Trump assina ordem executiva sobre IA com revisão voluntária de 30 dias antes do lançamento de modelos de fronteira

O presidente Trump assinou, em 2 de junho, uma ordem executiva intitulada „Promovendo Inovação e Segurança Avançadas em Inteligência Artificial“, estabelecendo uma estrutura voluntária para a revisão governamental de modelos de IA de fronteira antes de sua divulgação pública — encerrando semanas de debate interno na Casa Branca sobre o quão agressivamente regular a tecnologia. A ordem foi assinada em privado, sem a transmissão ao vivo ou cerimônia pública habituais. Seu mecanismo central determina que a NSA, a CISA e o Tesouro gastem 60 dias construindo um sistema de benchmarking classificado para determinar quais modelos se qualificam como „modelos de fronteira cobertos“ e, em seguida, projetem uma estrutura de adesão voluntária por meio da qual os desenvolvedores possam submeter voluntariamente esses modelos para testes governamentais até 30 dias antes de liberá-los para qualquer outra pessoa. A ordem proíbe explicitamente a criação de „um requisito governamental obrigatório de licenciamento, pré-aprovação ou permissão“ para novos modelos de IA — uma disposição adicionada para tranquilizar a indústria contra uma supervisão mais rigorosa.

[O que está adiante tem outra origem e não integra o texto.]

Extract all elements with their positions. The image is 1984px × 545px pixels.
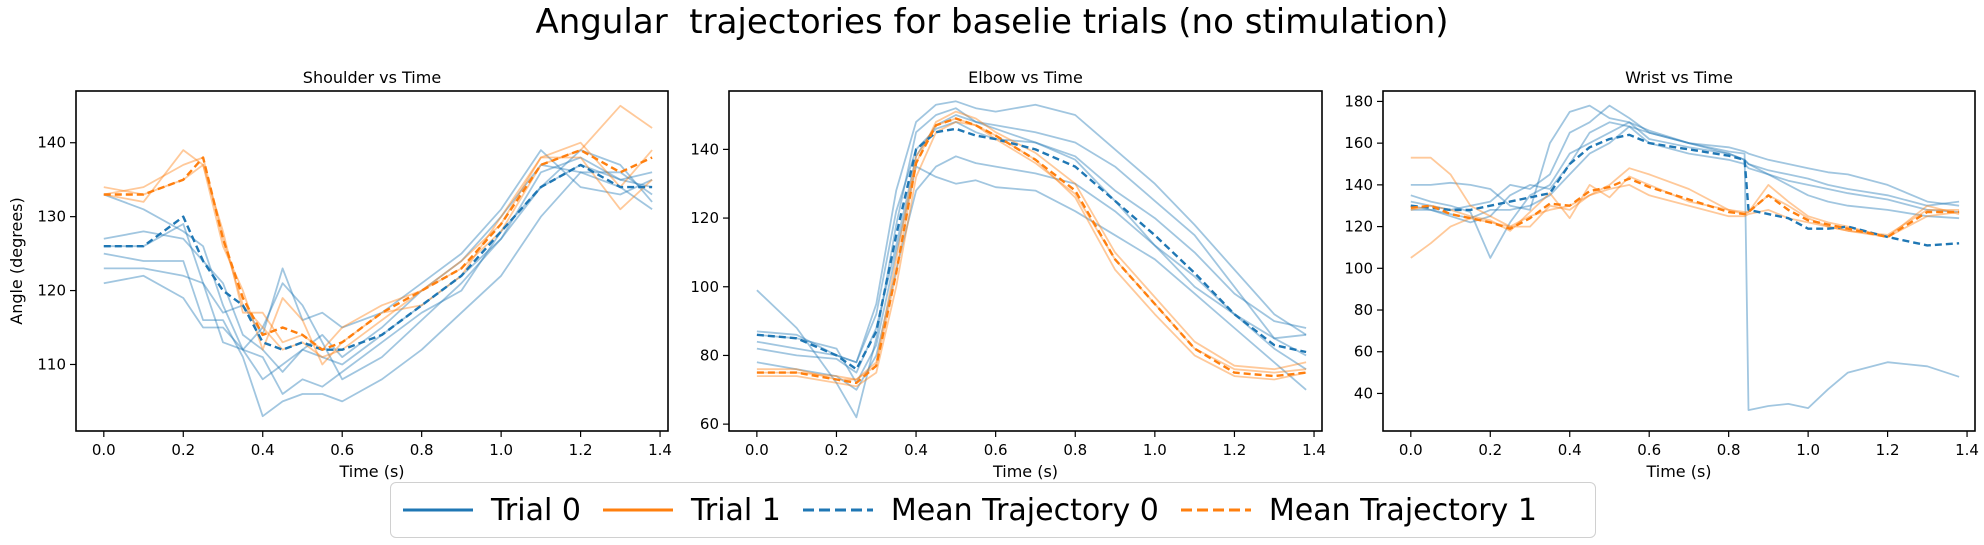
- legend-swatch-trial-1: [602, 508, 673, 512]
- x-tick-label: 1.2: [1223, 441, 1247, 459]
- y-tick-label: 80: [700, 346, 719, 364]
- x-axis-label: Time (s): [992, 462, 1058, 481]
- legend-label: Trial 0: [491, 492, 581, 528]
- mean-line-trial1-10: [103, 148, 653, 351]
- plot-frame: [1382, 90, 1976, 432]
- x-tick-label: 0.8: [410, 441, 434, 459]
- trial-line-trial1-8: [756, 110, 1307, 381]
- x-tick-label: 0.2: [171, 441, 195, 459]
- trial-line-trial0-3: [756, 155, 1307, 391]
- trial-line-trial0-2: [103, 149, 653, 336]
- legend-item-trial-1: Trial 1: [602, 492, 781, 528]
- x-tick-label: 0.4: [904, 441, 928, 459]
- figure-title: Angular trajectories for baselie trials …: [535, 2, 1449, 42]
- trial-line-trial0-2: [1410, 125, 1960, 220]
- y-tick-label: 180: [1344, 92, 1373, 110]
- chart-2: 0.0 0.2 0.4 0.6 0.8 1.0 1.2 1.4 40 60 80 100 120 140 1…: [1344, 68, 1979, 481]
- x-tick-label: 1.0: [1796, 441, 1820, 459]
- x-tick-label: 1.2: [569, 441, 593, 459]
- x-tick-label: 0.2: [1478, 441, 1502, 459]
- mean-line-trial1-10: [756, 117, 1307, 385]
- legend-item-trial-0: Trial 0: [403, 493, 581, 528]
- y-tick-label: 140: [37, 134, 66, 152]
- trial-line-trial1-7: [1410, 175, 1960, 238]
- x-tick-label: 0.6: [330, 441, 354, 459]
- trial-line-trial0-4: [103, 171, 653, 418]
- trial-line-trial0-4: [1410, 104, 1960, 211]
- y-axis-label: Angle (degrees): [7, 197, 26, 325]
- chart-0: 0.0 0.2 0.4 0.6 0.8 1.0 1.2 1.4 110 120 130 140 Shou…: [7, 68, 672, 481]
- x-axis-label: Time (s): [338, 462, 404, 481]
- legend: Trial 0 Trial 1 Mean Trajectory 0 Mean T…: [390, 482, 1596, 538]
- trial-line-trial0-1: [1410, 121, 1960, 259]
- chart-1: 0.0 0.2 0.4 0.6 0.8 1.0 1.2 1.4 60 80 100 120 140 Elb…: [690, 68, 1326, 481]
- y-tick-label: 140: [690, 140, 719, 158]
- trial-line-trial0-1: [756, 100, 1307, 364]
- y-tick-label: 140: [1344, 176, 1373, 194]
- y-tick-label: 100: [1344, 259, 1373, 277]
- x-tick-label: 0.8: [1717, 441, 1741, 459]
- y-tick-label: 110: [37, 355, 66, 373]
- trial-line-trial1-6: [756, 117, 1307, 381]
- trial-line-trial0-0: [1410, 104, 1960, 412]
- legend-item-mean-trajectory-0: Mean Trajectory 0: [802, 492, 1159, 528]
- y-tick-label: 130: [37, 208, 66, 226]
- x-tick-label: 0.0: [1399, 441, 1423, 459]
- y-tick-label: 100: [690, 278, 719, 296]
- x-axis-label: Time (s): [1645, 462, 1711, 481]
- legend-swatch-mean-0: [802, 508, 873, 512]
- trial-line-trial0-2: [756, 114, 1307, 374]
- legend-swatch-trial-0: [403, 508, 473, 512]
- trial-line-trial1-7: [756, 121, 1307, 388]
- trial-line-trial0-0: [756, 107, 1307, 419]
- subplot-title: Wrist vs Time: [1625, 68, 1733, 87]
- x-tick-label: 1.0: [489, 441, 513, 459]
- legend-label: Trial 1: [690, 492, 781, 528]
- subplot-title: Elbow vs Time: [968, 68, 1083, 87]
- x-tick-label: 1.4: [1955, 441, 1979, 459]
- trial-line-trial0-3: [1410, 121, 1960, 224]
- plot-frame: [75, 90, 669, 432]
- x-tick-label: 1.4: [1302, 441, 1326, 459]
- trial-line-trial1-8: [103, 141, 653, 351]
- x-tick-label: 0.4: [1558, 441, 1582, 459]
- trial-line-trial1-7: [103, 149, 653, 366]
- trial-line-trial0-5: [756, 121, 1307, 364]
- mean-line-trial0-9: [756, 127, 1307, 371]
- y-tick-label: 120: [37, 282, 66, 300]
- x-tick-label: 0.6: [984, 441, 1008, 459]
- x-tick-label: 1.2: [1876, 441, 1900, 459]
- mean-line-trial0-8: [1410, 133, 1960, 247]
- y-tick-label: 40: [1354, 384, 1373, 402]
- legend-label: Mean Trajectory 0: [890, 492, 1159, 528]
- trial-line-trial0-0: [103, 156, 653, 381]
- legend-item-mean-trajectory-1: Mean Trajectory 1: [1180, 492, 1537, 528]
- trial-line-trial1-6: [1410, 156, 1960, 236]
- x-tick-label: 1.0: [1143, 441, 1167, 459]
- y-tick-label: 160: [1344, 134, 1373, 152]
- legend-swatch-mean-1: [1180, 508, 1251, 512]
- x-tick-label: 0.4: [251, 441, 275, 459]
- x-tick-label: 0.2: [825, 441, 849, 459]
- y-tick-label: 60: [700, 415, 719, 433]
- y-tick-label: 80: [1354, 301, 1373, 319]
- x-tick-label: 0.6: [1637, 441, 1661, 459]
- x-tick-label: 0.0: [745, 441, 769, 459]
- plot-frame: [728, 90, 1323, 432]
- mean-line-trial1-9: [1410, 177, 1960, 239]
- y-tick-label: 120: [1344, 218, 1373, 236]
- y-tick-label: 60: [1354, 343, 1373, 361]
- x-tick-label: 1.4: [648, 441, 672, 459]
- y-tick-label: 120: [690, 209, 719, 227]
- subplot-title: Shoulder vs Time: [303, 68, 441, 87]
- x-tick-label: 0.8: [1063, 441, 1087, 459]
- x-tick-label: 0.0: [92, 441, 116, 459]
- legend-label: Mean Trajectory 1: [1268, 492, 1537, 528]
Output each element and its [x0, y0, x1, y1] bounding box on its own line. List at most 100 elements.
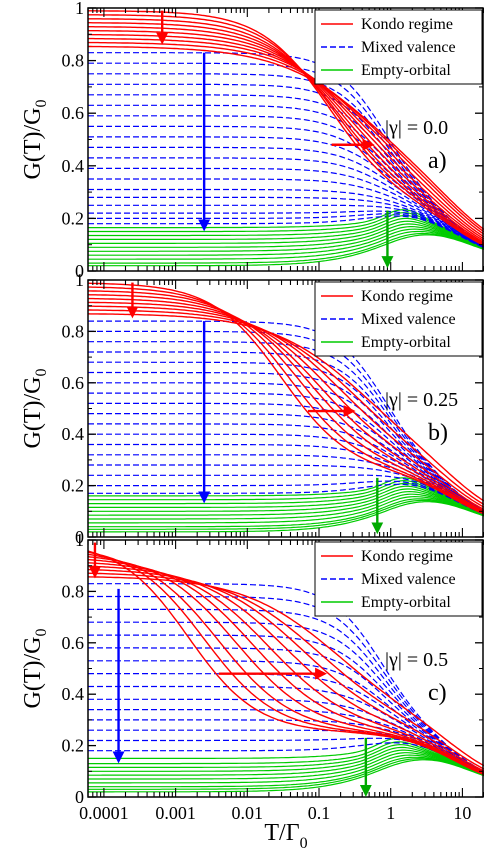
y-axis-title-sub: 0: [33, 100, 50, 108]
y-tick-label: 0: [75, 527, 84, 547]
mixed-valence-curve-18: [88, 215, 484, 249]
kondo-curve-3: [88, 22, 484, 243]
mixed-valence-curve-2: [88, 73, 484, 246]
mixed-valence-curve-15: [88, 204, 484, 248]
y-tick-label: 0.2: [62, 208, 85, 228]
kondo-curve-9: [88, 576, 484, 767]
mixed-valence-curve-14: [88, 742, 484, 775]
gamma-annotation: |γ| = 0.0: [385, 117, 448, 139]
mixed-valence-curve-14: [88, 464, 484, 515]
mixed-valence-curve-12: [88, 178, 484, 248]
kondo-curve-8: [88, 313, 484, 502]
kondo-curve-5: [88, 30, 484, 240]
empty-orbital-curve-1: [88, 212, 484, 248]
y-tick-label: 0.4: [62, 684, 85, 704]
empty-orbital-curve-4: [88, 488, 484, 515]
mixed-valence-curve-3: [88, 351, 484, 512]
y-tick-label: 1: [75, 0, 84, 18]
kondo-curve-7: [88, 37, 484, 235]
empty-orbital-curve-4: [88, 220, 484, 249]
panel-b: 0 0.2 0.4 0.6 0.8 1 G(T)/G0 Kondo regime Mixed v…: [20, 270, 484, 547]
kondo-curve-4: [88, 297, 484, 512]
y-tick-label: 0: [75, 787, 84, 807]
mixed-valence-curve-4: [88, 94, 484, 246]
mixed-valence-curve-6: [88, 660, 484, 774]
mixed-valence-curve-10: [88, 708, 484, 775]
empty-orbital-curve-8: [88, 758, 484, 790]
mixed-valence-curve-8: [88, 685, 484, 774]
x-tick-label: 0.01: [232, 803, 264, 823]
panel-letter: b): [428, 420, 448, 446]
empty-orbital-curve-9: [88, 759, 484, 793]
y-axis-title: G(T)/G0: [20, 369, 50, 449]
empty-orbital-curve-7: [88, 228, 484, 256]
kondo-curve-7: [88, 309, 484, 506]
mixed-valence-curve-2: [88, 608, 484, 773]
empty-orbital-curve-2: [88, 214, 484, 248]
mixed-valence-curve-2: [88, 341, 484, 512]
y-axis-title-sub: 0: [33, 369, 50, 377]
legend: Kondo regime Mixed valence Empty-orbital: [314, 281, 483, 357]
empty-orbital-curve-4: [88, 749, 484, 776]
legend: Kondo regime Mixed valence Empty-orbital: [314, 9, 483, 85]
kondo-curve-1: [88, 14, 484, 246]
mixed-valence-curve-15: [88, 474, 484, 515]
kondo-curve-0: [88, 282, 484, 515]
empty-orbital-curve-3: [88, 485, 484, 515]
mixed-valence-curve-0: [88, 320, 484, 512]
mixed-valence-curve-10: [88, 423, 484, 514]
y-axis-title: G(T)/G0: [20, 100, 50, 180]
x-axis-title-sub: 0: [300, 835, 308, 852]
mixed-valence-curve-11: [88, 167, 484, 248]
x-tick-label: 0.0001: [79, 803, 129, 823]
empty-orbital-curve-7: [88, 495, 484, 524]
panel-letter: c): [428, 680, 447, 706]
legend-label: Mixed valence: [361, 39, 456, 56]
x-tick-label: 0.1: [308, 803, 331, 823]
kondo-curve-7: [88, 568, 484, 772]
y-tick-label: 0.6: [62, 103, 85, 123]
mixed-valence-curve-4: [88, 634, 484, 773]
mixed-valence-curve-10: [88, 157, 484, 247]
kondo-curve-5: [88, 301, 484, 511]
empty-orbital-curve-5: [88, 490, 484, 516]
mixed-valence-curve-17: [88, 213, 484, 249]
mixed-valence-curve-13: [88, 188, 484, 248]
kondo-curve-2: [88, 290, 484, 514]
kondo-curve-6: [88, 565, 484, 774]
mixed-valence-curve-16: [88, 480, 484, 515]
empty-orbital-curve-0: [88, 477, 484, 514]
empty-orbital-curve-6: [88, 226, 484, 252]
y-tick-label: 0.8: [62, 51, 85, 71]
y-tick-label: 0.4: [62, 424, 85, 444]
x-axis-title: T/Γ0: [264, 820, 307, 852]
kondo-curve-5: [88, 562, 484, 774]
kondo-curve-8: [88, 572, 484, 770]
empty-orbital-curve-5: [88, 752, 484, 780]
kondo-curve-1: [88, 286, 484, 515]
y-tick-label: 0.8: [62, 581, 85, 601]
mixed-valence-curve-7: [88, 125, 484, 247]
empty-orbital-curve-9: [88, 232, 484, 264]
mixed-valence-curve-16: [88, 210, 484, 248]
gamma-annotation: |γ| = 0.25: [385, 389, 458, 411]
empty-orbital-curve-7: [88, 756, 484, 788]
empty-orbital-curve-10: [88, 234, 484, 267]
mixed-valence-curve-8: [88, 136, 484, 247]
kondo-curve-6: [88, 33, 484, 238]
empty-orbital-curve-8: [88, 230, 484, 260]
empty-orbital-curve-6: [88, 493, 484, 520]
mixed-valence-curve-14: [88, 196, 484, 248]
panel-letter: a): [428, 148, 447, 174]
curves: [88, 282, 484, 533]
legend-label: Empty-orbital: [361, 594, 451, 611]
empty-orbital-curve-9: [88, 499, 484, 530]
y-tick-label: 0.2: [62, 736, 85, 756]
curves: [88, 550, 484, 793]
kondo-curve-6: [88, 305, 484, 508]
empty-orbital-curve-10: [88, 501, 484, 533]
panel-c: 0 0.2 0.4 0.6 0.8 1 0.0001 0.001 0.01 0.1 1 10 G(T)/…: [20, 530, 484, 852]
legend-label: Mixed valence: [361, 571, 456, 588]
empty-orbital-curve-8: [88, 498, 484, 528]
kondo-curve-2: [88, 18, 484, 245]
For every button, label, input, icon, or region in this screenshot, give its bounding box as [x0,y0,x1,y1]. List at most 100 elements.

O texto final representa uma redução significativa em relação a rascunhos anteriores, que, segundo o Politico, propunham um período de revisão obrigatória de 90 dias e autoridade formal de avaliação governamental; ambos foram substituídos pelo período voluntário e mais curto. Separadamente, a ordem estabelece um prazo de 30 dias para a CISA emitir Diretivas Operacionais Vinculantes que endureçam as ferramentas de segurança cibernética baseadas em IA para autoridades estaduais e locais e operadores de infraestrutura crítica, incluindo hospitais rurais, bancos comunitários e concessionárias locais; o Tesouro deve, simultaneamente, criar um centro de intercâmbio voluntário de segurança cibernética de IA para coordenar a varredura de vulnerabilidades e a distribuição de patches. O Procurador-Geral está orientado a priorizar a aplicação penal contra qualquer pessoa que use IA para acesso não autorizado a computadores. O Council on Foreign Relations descreveu a ordem como „uma mudança“ para uma administração que anteriormente resistia a qualquer supervisão de IA; analistas do Lawfare e do The Next Web observaram que a participação voluntária por si só pode ser insuficiente, já que os adversários já automatizam ataques cibernéticos usando modelos de fronteira.